Premier guillotiné le 19 juin 1956
Ahmed Zabana, un chahid immortel
«Je suis fier de monter le premier sur l’échafaud», s’exclama le jeune militant, âgé à peine de 30 ans. Malgré son état de santé détérioré, ses blessures par balles à la jambe et au bras gauche, les signes de torture très apparents et les séquelles d’un séjour de plusieurs mois au quartier des condamnés à mort, ses bourreaux se montrèrent inflexibles. Il sera exécuté et quelques minutes auparavant, il lancera un cri prémonitoire : «Je meurs mais l’Algérie vivra». Il est 4h du matin, ce 19 juin 1956, quand Ahmed Zabana s’avança vers la guillotine, dressée dans la cour de la sinistre prison Barberousse. La scène a été reconstituée et immortalisée dans le film «La bataille d’Alger» de l’Italien Gilo Pontecorvo. Ahmed Zabana, surnommé H’mida, un des moudjahidine de la première heure et responsable du FLN-ALN de la zone Ouest d’Oran, a été le premier à être exécuté à la guillotine. Le chahid est devenu le symbole du combat et de la résistance du peuple algérien face à l’occupant français. Á deux reprises le couperet de la terrible machine à tuer tombe mais la lame se coince à quelques centimètres du cou du condamné. La tradition veut que si un condamné n’est pas exécuté à la première tentative, sa peine est commuée en prison à perpétuité. Ce ne fut pas le cas pour Zabana. Une troisième tentative et la guillotine a fini par fonctionner. Condamné à la peine capitale par le tribunal d’Oran, Ahmed Zabana, de son vrai nom Zahana, a été exécuté le 19 juin 1956 à la prison Barberousse, sur les hauteurs d’Alger. Il était le premier à subir cette peine capitale parmi 222 autres condamnés tout le long de la guerre de libération nationale.
Les adieux…..
Une semaine après le déclenchement de la lutte armée, le 8 novembre 1954, à l’issue d’une résistance héroïque, le chahid a été arrêté à Ghar Boudjelida, où il s’était refugié avec une dizaine de moudjahidine. Il est aussitôt transféré et emprisonné à Oran. Le tribunal de la même ville le condamnera à la peine capitale le 21 avril 1955. Toutes les demandes de grâce introduites ont été rejetées.

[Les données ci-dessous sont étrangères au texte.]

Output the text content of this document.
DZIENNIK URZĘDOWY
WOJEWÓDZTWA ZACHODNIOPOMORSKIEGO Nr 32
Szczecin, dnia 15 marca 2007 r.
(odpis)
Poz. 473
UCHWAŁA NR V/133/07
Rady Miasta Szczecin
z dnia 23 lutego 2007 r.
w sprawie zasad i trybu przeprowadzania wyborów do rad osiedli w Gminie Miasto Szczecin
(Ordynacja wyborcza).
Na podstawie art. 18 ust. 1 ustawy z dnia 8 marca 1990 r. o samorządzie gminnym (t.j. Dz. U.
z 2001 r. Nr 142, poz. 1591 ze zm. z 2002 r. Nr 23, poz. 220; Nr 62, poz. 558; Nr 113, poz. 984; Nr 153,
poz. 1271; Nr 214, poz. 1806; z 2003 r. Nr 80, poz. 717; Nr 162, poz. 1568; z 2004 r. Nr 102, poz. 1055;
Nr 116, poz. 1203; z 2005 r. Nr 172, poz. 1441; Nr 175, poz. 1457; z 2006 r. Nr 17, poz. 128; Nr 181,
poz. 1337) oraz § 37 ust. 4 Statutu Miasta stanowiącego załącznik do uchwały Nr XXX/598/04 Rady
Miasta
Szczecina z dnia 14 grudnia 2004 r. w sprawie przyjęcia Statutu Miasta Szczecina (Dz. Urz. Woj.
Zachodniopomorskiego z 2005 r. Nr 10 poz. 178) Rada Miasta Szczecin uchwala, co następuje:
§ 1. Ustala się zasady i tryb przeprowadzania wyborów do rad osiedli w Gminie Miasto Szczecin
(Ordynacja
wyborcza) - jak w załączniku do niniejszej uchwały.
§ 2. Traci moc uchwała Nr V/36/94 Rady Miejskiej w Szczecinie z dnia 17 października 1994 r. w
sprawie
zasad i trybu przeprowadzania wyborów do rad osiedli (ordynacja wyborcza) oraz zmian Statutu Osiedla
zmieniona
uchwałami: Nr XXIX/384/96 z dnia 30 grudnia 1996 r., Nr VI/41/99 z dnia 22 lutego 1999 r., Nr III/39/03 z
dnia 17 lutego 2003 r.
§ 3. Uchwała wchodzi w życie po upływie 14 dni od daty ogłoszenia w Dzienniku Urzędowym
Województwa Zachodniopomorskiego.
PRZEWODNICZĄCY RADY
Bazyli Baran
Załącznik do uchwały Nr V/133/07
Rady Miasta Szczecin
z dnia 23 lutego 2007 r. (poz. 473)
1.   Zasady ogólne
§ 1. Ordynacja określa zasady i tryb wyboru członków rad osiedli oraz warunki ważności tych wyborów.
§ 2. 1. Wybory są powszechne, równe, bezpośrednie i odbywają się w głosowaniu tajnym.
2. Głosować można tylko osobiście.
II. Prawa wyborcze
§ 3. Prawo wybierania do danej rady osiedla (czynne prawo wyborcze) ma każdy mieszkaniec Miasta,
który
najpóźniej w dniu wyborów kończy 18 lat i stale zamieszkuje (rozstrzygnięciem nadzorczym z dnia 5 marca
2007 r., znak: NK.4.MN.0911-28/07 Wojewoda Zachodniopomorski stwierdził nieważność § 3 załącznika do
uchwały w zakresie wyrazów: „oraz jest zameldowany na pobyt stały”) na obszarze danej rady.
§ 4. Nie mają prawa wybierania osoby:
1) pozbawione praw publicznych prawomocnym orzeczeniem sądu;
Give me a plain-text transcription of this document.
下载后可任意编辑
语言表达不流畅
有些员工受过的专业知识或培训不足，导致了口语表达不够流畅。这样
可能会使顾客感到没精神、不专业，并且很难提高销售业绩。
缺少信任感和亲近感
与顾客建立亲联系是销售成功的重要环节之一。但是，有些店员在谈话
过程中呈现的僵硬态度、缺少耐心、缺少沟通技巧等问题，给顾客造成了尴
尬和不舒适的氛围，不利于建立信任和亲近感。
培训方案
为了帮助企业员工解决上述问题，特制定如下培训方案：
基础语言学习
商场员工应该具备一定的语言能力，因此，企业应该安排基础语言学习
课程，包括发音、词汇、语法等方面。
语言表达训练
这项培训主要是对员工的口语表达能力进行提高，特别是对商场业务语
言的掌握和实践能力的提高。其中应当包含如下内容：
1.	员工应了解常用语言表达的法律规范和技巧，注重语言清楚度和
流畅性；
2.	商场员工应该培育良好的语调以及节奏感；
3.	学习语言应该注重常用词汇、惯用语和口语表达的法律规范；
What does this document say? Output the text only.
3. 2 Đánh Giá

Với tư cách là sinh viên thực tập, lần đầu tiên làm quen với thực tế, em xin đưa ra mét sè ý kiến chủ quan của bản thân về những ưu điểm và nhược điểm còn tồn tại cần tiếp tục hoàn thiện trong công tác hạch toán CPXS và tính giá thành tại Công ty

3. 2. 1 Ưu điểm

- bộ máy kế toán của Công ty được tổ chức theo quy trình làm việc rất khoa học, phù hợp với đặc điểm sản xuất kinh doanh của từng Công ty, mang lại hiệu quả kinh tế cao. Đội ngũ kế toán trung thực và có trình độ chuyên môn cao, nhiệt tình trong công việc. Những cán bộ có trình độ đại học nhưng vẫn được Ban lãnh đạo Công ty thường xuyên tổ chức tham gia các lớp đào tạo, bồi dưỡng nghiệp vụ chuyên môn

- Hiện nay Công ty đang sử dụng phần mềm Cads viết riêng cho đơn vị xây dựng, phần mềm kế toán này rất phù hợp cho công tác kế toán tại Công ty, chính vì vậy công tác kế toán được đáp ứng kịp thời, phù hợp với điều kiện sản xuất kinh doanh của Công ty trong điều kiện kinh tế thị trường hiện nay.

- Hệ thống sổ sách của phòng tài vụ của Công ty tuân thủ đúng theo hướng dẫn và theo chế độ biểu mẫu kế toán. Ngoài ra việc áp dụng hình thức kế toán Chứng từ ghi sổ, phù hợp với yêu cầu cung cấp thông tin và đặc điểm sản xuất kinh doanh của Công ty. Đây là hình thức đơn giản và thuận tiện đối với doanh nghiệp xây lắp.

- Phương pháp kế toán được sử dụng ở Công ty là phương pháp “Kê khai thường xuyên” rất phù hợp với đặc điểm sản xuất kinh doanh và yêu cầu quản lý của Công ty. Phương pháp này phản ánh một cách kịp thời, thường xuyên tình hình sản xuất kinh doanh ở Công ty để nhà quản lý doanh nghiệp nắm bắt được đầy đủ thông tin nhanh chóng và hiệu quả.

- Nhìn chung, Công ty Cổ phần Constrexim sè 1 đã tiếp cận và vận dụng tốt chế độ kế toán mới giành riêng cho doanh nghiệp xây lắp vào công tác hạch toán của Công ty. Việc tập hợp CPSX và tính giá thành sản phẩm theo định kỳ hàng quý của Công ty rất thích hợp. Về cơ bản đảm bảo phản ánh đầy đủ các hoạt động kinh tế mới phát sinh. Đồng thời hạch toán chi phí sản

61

De sa cellule à la prison de Barberousse, et avant l’heure fatidique, Ahmed Zabana écrit une lettre d’adieu à ses parents. Le message est également adressé au peuple algérien l’invitant à continuer la lutte armée et à résister contre l’occupant français jusqu’à l’indépendance. En voici le texte intégral
Mes chers parents, ma chère mère
Je vous écris sans savoir si cette lettre sera la dernière et cela, Dieu seul le sait. Si je subis un malheur quel qu’il soit, ne désespérez pas de la miséricorde de Dieu car la mort pour la cause de Dieu est une vie qui n’a pas de fin, et la mort pour la patrie n’est qu’un devoir. Vous avez accompli votre devoir puisque vous avez sacrifié l’être le plus cher pour vous. Ne me pleurez pas et soyez fiers de moi. Enfin, recevez les salutations d’un fils et d’un frère qui vous a toujours aimés et que vous avez toujours aimé. Ce sont peut-être là les plus belles salutations que vous recevez de ma part, à toi ma mère et à toi mon père ainsi qu’à Nora, El Houari, Halima, El Habib, Fatma, Kheïra, Salah, Dinya et à toi, mon cher frère Abdelkader ainsi qu’à tous ceux qui partageront votre peine. Allah est Le Plus Grand et Il est seul à être équitable.
Votre fils et frère qui vous aime de tout son cœur.
Hmida. (Le Surnom affectueux d’Ahmed Zabana).